Dr Karen Lamb Biostatistician
Dr Karen Lamb is a biostatistician at the Institute for Physical Activity and Nutrition (IPAN) at Deakin University. Karen is a Superstar of STEM with Science and Technology Australia and was kind enough to spend some time late last year answering some questions for me about her very interesting field of work.
Before I interviewed Karen, I hadn’t heard of a biostatistician (I am learning so much about the breadth of roles available in STEM fields!). Karen explained her role for me:
“I like to think of statistics as the science of answering questions” she said “In particular answering questions using data. As a biostatistician I work with researchers to answer questions about health”.
Karen has had an incredibly diverse career so far. She has helped researchers from disciplines such as medicine, biology and psychology, answer a range of questions like “what causes childhood cancer?”, “is this vaccine effective in preventing disease”, and “is exercise effective in treating back pain?”.
I asked Karen how old she was when she became interested in science and maths. She explained that while she liked science at school, she only became really interested in maths at university. She initially wanted to study English at university but decided that a degree in mathematics would offer better employment opportunities. It was at university that Karen discovered statistics.
There was a wonderful statistics department at the University of Glasgow in Scotland. They used practical examples from their own research, including research with local hospitals, environmental scientists and the veterinary school, in their teaching which really helped show how useful statistics was in a practical sense.
She knew she wanted to be a biostatistician half way through her undergraduate degree. She decided to do a PhD to open doors to more exciting opportunities either in industry or academia. Her PhD was looking at the effectiveness of a vaccine. Then her first real job was in neighbourhoods and health research where she helped on projects looking at how where people live and what they have available in their neighbourhood influences their health and behaviour.

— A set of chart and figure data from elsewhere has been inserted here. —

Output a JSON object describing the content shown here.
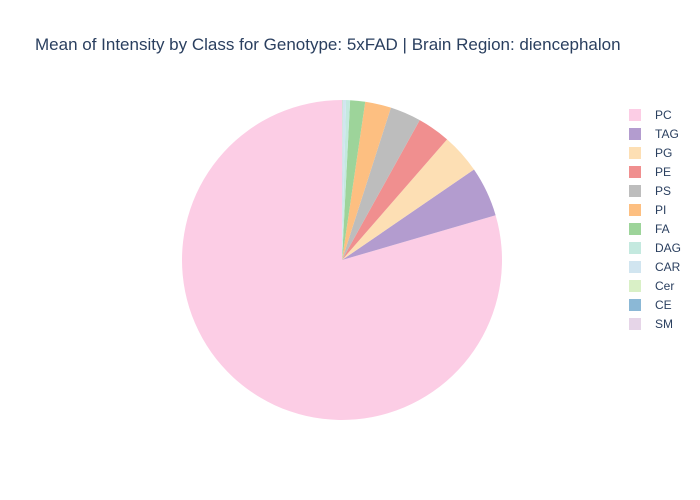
{
  "chart_data": {
    "type": "pie",
    "title": "Mean of Intensity by Class for Genotype: 5xFAD | Brain Region: diencephalon",
    "legend_position": "right",
    "sort": "descending",
    "direction": "counterclockwise",
    "rotation_start": "top",
    "slices": [
      {
        "label": "PC",
        "value": 78.8,
        "color": "#fccde5"
      },
      {
        "label": "TAG",
        "value": 5.0,
        "color": "#b39ccf"
      },
      {
        "label": "PG",
        "value": 4.0,
        "color": "#fddfb4"
      },
      {
        "label": "PE",
        "value": 3.3,
        "color": "#f08f8f"
      },
      {
        "label": "PS",
        "value": 3.1,
        "color": "#bdbdbd"
      },
      {
        "label": "PI",
        "value": 2.6,
        "color": "#fdbf81"
      },
      {
        "label": "FA",
        "value": 1.5,
        "color": "#9dd49a"
      },
      {
        "label": "DAG",
        "value": 0.4,
        "color": "#c4e9df"
      },
      {
        "label": "CAR",
        "value": 0.3,
        "color": "#d1e5f0"
      },
      {
        "label": "Cer",
        "value": 0.05,
        "color": "#d9f0c6"
      },
      {
        "label": "CE",
        "value": 0.03,
        "color": "#8bb8d6"
      },
      {
        "label": "SM",
        "value": 0.02,
        "color": "#e6d5e8"
      }
    ]
  }
}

While she was working in Scotland she met some researchers from Melbourne who invited her to visit their department. Following her visit she decided to relocate to Australia and find work opportunities here.
Originally she worked in cancer research at the Murdoch Children's Research Institute and was part of a newly established research centre aiming to build capacity in biostatistics in Victoria (ViCBiostat). She now works in behavioural health research at Deakin University and supports researchers looking at ways to help improve diet and physical activity, as well as studying links between these behaviours and chronic disease.
Karen says that people often assume that she is stuck in front of a computer all day but that isn’t the case, “I like to think of myself as a GP of science. I hold clinics where my colleagues can come and chat to me about all of their weird and wonderful research questions and it is my job to figure out how to help them answer these questions. I help my colleagues design studies to answer questions and assist them in planning how to analyse the data from these studies, as well as conduct the analysis and write reports on the findings when required”.
The best part of her job she says is getting to help so many people! “I can't stress enough how exciting it is to work with so many smart people across a range of disciplines and hear about their particular passions”.
Karen also points out that her skills as a statistician enabled her to move across the world to Australia! As there is a shortage of skills in this area she was able to get a sponsored work visa.
I asked Karen if there is a person from history that she admires in her field. Her answer was extremely interesting:
“As a female biostatistician, the obvious choice is Florence Nightingale, 'the lady with the lamp'. Florence Nightingale conducted statistical analysis of the health of members of the British army, finding some of the key causes of the high death rates to be due to polluted water and overcrowding, among other things. She was the first female member of the Royal Statistical Society”.
Finally Karen had some advice for young people considering a career in her field:
“I think the important thing to realise is that you don't need to love everything you study in mathematics. It is such a diverse subject that you can find your own niche in it. Also, don't be disheartened if, like me, you can't see the practical applications of what you are learning at school. Be inquisitive, ask why it is useful and where these methods are used in the real world. In addition to the above, one of my regrets is not studying computing at school or university. Being able to use computers efficiently is such an important part of my job and I wish I had taken the time at a younger age to develop the skills I need”.
Karen’s passion for statistics and health has enabled her to work in a broad range of fields and has allowed her to emigrate to the other side of the world from her home country of Scotland. Her insights show that far from being a theoretical field, statistics has extremely practical applications that are key to solving fascinating real-world problems!